Remote environment operations require a documented medical plan -- nearest trauma hospital, medevac route, local ambulance response time, and activation protocol
In a remote operation, 'call 999' is not a viable medical plan. The pre-deployment medical assessment should document: the nearest hospital capable of trauma surgery, realistic ambulance response times (often 30+ minutes in remote or P1 city environments), the air evacuation route and nearest medevac airstrip, the medevac activation protocol, and whether a 24-hour medical advisory line is available. This document should be distributed to every team member before deployment and updated when the operation moves to a new location.

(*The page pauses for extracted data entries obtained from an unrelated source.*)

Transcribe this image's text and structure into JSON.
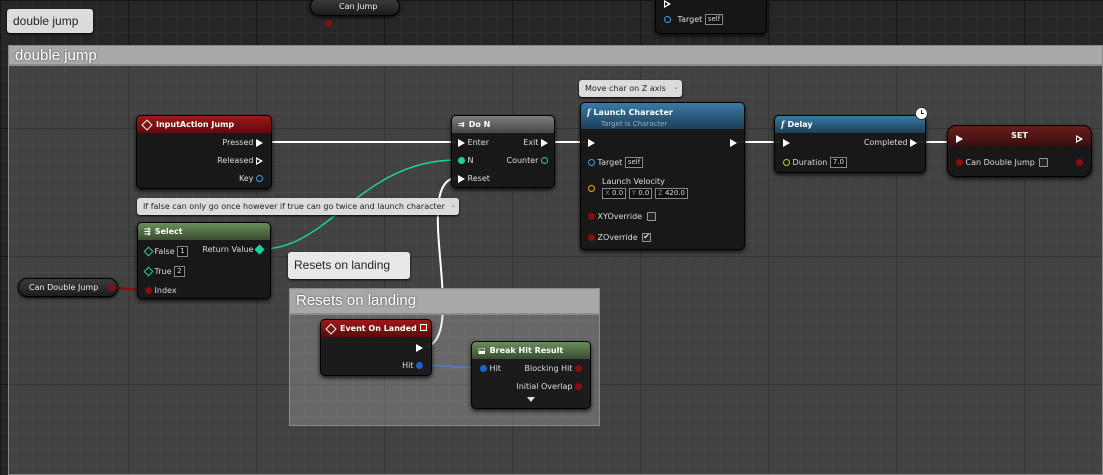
{
  "top_bubble": {
    "label": "double jump"
  },
  "comment_main": {
    "label": "double jump"
  },
  "top_var": {
    "label": "Can Jump"
  },
  "top_target": {
    "label": "Target",
    "value": "self"
  },
  "input_action": {
    "title": "InputAction Jump",
    "pins": [
      "Pressed",
      "Released",
      "Key"
    ]
  },
  "do_n": {
    "title": "Do N",
    "enter": "Enter",
    "exit": "Exit",
    "n": "N",
    "counter": "Counter",
    "reset": "Reset"
  },
  "launch_comment": {
    "label": "Move char on Z axis"
  },
  "launch": {
    "title": "Launch Character",
    "subtitle": "Target is Character",
    "target": "Target",
    "target_value": "self",
    "velocity": "Launch Velocity",
    "vx_label": "X",
    "vx": "0.0",
    "vy_label": "Y",
    "vy": "0.0",
    "vz_label": "Z",
    "vz": "420.0",
    "xy_override": "XYOverride",
    "z_override": "ZOverride"
  },
  "delay": {
    "title": "Delay",
    "completed": "Completed",
    "duration": "Duration",
    "duration_value": "7.0"
  },
  "set_node": {
    "title": "SET",
    "var": "Can Double Jump"
  },
  "select_comment": {
    "label": "If false can only go once however if true can go twice and launch character"
  },
  "select": {
    "title": "Select",
    "false_label": "False",
    "false_value": "1",
    "true_label": "True",
    "true_value": "2",
    "return": "Return Value",
    "index": "Index"
  },
  "var_can_double_jump": {
    "label": "Can Double Jump"
  },
  "resets_bubble": {
    "label": "Resets on landing"
  },
  "resets_comment": {
    "label": "Resets on landing"
  },
  "event_landed": {
    "title": "Event On Landed",
    "hit": "Hit"
  },
  "break_hit": {
    "title": "Break Hit Result",
    "hit": "Hit",
    "blocking": "Blocking Hit",
    "overlap": "Initial Overlap"
  }
}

A dedicated team medic is warranted for extended remote deployments -- not stretching a CP operative's FPOS qualification beyond its scope
FPOS-I Level 3 provides a useful trauma care capability for standard close protection operations. It does not equip an operative to manage complex trauma, run IV access, administer medication, or provide sustained care over an extended remote evacuation. For deployments where a trauma incident could result in an evacuation time measured in hours, a dedicated team medic -- paramedic-qualified or PHEM-trained -- is the appropriate resource. The cost of a team medic on a remote deployment is a fraction of the cost of a preventable fatality.